What was it like designing the print materials for President Obama's visit to Facebook last April?
We only had about a week and a half notice before he was coming. The first thing I thought was "Okay, Obama's coming and I gotta design a poster and somehow get him to sign it because when else will you ever have an opportunity to have the President sign something you designed?"
But I got sucked into doing a bunch of other stuff for the event on top of traveling and other project work, and it comes down to the night before the visit and I still hadn't designed or printed the posters. So, I go to dinner at our cafeteria and I had a few ideas but I knew they weren't good enough. I flipped open my laptop over dinner and worked on a concept, burned the film, and screen printed 50 posters.
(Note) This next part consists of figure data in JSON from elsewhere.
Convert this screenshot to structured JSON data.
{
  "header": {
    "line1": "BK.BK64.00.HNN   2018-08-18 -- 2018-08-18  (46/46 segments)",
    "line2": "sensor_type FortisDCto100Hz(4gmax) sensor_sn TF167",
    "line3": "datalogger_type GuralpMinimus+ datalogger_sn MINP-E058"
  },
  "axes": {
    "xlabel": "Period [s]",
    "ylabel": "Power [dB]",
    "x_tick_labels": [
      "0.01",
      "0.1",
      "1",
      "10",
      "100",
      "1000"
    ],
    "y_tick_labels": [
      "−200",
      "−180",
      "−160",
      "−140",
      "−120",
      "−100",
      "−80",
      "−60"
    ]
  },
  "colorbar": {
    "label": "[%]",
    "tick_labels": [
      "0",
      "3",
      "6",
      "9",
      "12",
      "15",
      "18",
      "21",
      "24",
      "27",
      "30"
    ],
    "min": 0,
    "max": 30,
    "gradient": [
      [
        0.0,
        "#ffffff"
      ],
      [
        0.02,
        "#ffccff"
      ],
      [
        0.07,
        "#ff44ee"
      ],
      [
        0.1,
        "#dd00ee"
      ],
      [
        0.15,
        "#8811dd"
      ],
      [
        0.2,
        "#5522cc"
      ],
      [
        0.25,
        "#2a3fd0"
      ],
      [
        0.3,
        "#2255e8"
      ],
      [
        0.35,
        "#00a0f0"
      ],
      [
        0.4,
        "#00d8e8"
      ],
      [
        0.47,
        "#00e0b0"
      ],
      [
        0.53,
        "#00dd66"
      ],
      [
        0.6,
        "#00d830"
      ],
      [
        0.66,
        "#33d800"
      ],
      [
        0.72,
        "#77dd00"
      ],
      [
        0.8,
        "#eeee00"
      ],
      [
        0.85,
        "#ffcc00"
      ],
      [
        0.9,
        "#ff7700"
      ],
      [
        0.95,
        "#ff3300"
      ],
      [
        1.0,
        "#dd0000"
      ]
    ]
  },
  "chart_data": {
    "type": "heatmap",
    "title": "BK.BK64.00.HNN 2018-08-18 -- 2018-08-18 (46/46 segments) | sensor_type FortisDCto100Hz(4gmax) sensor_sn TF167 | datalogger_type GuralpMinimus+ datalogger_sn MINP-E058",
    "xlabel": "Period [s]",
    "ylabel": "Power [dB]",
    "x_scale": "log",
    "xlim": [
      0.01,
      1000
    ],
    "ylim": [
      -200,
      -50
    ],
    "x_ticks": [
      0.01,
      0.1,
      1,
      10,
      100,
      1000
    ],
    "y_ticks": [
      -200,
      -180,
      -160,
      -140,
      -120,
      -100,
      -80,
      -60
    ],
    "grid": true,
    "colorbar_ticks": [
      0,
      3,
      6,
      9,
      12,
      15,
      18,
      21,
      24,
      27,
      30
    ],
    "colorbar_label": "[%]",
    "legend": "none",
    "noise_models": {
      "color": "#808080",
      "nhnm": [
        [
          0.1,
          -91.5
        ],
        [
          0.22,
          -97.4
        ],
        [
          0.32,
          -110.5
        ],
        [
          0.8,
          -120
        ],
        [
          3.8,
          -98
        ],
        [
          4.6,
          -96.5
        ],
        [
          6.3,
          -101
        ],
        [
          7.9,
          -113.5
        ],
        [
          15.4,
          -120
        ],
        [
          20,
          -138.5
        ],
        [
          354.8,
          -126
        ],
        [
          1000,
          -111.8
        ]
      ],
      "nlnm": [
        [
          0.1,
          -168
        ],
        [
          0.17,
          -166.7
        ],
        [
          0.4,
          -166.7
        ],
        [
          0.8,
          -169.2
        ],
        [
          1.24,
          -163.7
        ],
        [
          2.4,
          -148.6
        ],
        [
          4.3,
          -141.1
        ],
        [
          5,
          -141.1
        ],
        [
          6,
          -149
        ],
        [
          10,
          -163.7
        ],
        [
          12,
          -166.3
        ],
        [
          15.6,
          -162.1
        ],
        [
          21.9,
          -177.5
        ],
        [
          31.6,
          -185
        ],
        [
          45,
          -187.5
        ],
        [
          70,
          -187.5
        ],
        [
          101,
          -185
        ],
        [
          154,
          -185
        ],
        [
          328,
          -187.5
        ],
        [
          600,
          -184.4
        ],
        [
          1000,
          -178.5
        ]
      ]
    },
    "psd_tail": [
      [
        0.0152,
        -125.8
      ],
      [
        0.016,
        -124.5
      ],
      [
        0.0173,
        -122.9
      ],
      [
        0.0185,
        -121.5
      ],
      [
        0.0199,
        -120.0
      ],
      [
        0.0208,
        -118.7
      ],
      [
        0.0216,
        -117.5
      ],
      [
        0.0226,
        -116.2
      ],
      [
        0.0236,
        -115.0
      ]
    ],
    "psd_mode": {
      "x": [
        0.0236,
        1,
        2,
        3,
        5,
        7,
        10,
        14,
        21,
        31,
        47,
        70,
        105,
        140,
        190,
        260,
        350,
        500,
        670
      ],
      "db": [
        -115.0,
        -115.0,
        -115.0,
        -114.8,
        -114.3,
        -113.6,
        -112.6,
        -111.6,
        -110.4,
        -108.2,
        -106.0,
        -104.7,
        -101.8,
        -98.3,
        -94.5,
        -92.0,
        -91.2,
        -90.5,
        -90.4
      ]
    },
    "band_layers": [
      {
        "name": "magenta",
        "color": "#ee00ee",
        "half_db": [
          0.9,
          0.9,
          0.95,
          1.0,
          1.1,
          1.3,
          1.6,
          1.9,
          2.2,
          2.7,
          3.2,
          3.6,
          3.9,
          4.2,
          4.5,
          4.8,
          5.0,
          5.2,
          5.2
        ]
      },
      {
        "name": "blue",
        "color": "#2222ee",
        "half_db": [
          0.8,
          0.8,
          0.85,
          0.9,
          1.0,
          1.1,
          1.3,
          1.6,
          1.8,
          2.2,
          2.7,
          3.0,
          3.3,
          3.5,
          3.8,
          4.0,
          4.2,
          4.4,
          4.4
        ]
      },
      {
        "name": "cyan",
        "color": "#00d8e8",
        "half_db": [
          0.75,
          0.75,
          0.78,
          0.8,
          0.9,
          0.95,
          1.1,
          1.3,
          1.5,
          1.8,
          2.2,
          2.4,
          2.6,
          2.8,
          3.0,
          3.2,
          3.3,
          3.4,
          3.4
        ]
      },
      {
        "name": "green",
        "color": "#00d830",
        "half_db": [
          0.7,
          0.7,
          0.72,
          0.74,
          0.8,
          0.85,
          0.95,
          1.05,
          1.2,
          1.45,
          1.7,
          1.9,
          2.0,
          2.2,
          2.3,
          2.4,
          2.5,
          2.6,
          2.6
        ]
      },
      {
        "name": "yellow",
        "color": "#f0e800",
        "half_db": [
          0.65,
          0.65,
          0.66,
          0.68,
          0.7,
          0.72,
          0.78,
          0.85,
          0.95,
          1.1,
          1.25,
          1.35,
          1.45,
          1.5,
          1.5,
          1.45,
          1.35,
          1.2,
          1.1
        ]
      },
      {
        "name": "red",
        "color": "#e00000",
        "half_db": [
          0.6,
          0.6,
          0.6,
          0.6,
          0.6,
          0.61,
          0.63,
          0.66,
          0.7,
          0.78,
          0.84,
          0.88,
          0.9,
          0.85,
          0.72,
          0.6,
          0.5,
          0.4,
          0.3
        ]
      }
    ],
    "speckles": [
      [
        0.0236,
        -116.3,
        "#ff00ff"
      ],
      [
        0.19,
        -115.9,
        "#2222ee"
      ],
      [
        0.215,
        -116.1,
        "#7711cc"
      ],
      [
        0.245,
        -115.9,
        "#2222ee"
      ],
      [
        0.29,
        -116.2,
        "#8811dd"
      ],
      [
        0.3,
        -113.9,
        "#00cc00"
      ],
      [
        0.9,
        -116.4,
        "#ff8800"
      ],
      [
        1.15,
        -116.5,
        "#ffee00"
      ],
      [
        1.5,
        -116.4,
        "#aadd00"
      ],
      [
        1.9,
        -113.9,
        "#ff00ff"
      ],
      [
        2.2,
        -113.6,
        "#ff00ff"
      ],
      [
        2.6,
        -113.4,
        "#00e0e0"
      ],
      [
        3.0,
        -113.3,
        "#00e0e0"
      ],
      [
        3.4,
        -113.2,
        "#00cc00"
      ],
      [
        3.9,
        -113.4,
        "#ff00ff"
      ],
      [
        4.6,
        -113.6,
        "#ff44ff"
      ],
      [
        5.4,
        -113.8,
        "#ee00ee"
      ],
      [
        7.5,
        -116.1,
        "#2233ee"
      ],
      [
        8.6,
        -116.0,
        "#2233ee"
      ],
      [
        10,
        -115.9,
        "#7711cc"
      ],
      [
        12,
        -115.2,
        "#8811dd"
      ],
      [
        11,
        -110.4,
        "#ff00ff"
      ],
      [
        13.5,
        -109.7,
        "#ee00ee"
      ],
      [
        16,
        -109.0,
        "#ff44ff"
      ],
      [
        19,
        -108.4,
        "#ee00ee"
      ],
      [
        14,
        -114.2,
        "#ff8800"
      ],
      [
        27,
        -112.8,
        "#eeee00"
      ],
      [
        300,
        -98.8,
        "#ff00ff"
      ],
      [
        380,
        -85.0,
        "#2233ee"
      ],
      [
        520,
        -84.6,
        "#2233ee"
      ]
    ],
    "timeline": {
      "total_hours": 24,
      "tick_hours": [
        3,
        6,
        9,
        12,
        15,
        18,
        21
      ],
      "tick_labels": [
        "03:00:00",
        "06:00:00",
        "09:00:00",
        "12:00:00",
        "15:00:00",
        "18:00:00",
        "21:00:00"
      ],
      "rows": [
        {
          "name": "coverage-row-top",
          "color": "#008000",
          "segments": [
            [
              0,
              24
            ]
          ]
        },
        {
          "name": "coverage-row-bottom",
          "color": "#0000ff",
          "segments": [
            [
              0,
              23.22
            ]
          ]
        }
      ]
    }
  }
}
Now it's about 10 o'clock and I'm cleaning up and I knew I wasn't going to get close to the President and I figured the only way it would get signed was if Mark [Zuckerberg] would ask him to do it. So, I snapped a photo with my phone and shot an email to him asking if he'd try and get him to sign it. I'm about to leave it on his desk and he writes back saying something like, "Yeah, it looks awesome. I'll try and get him to sign it."
As I'm stacking up the posters about to leave for the night, I realize I misspelled Barack Obama's name on the poster. I was pissed. What could I do? I went back and output new film, burned new screens, and printed an edition of 10 correct posters. Mark was able to get him to sign it and now it hangs in our offices, so that's pretty cool. The phrase "pain is temporary, film is forever" comes to mind with a project like this.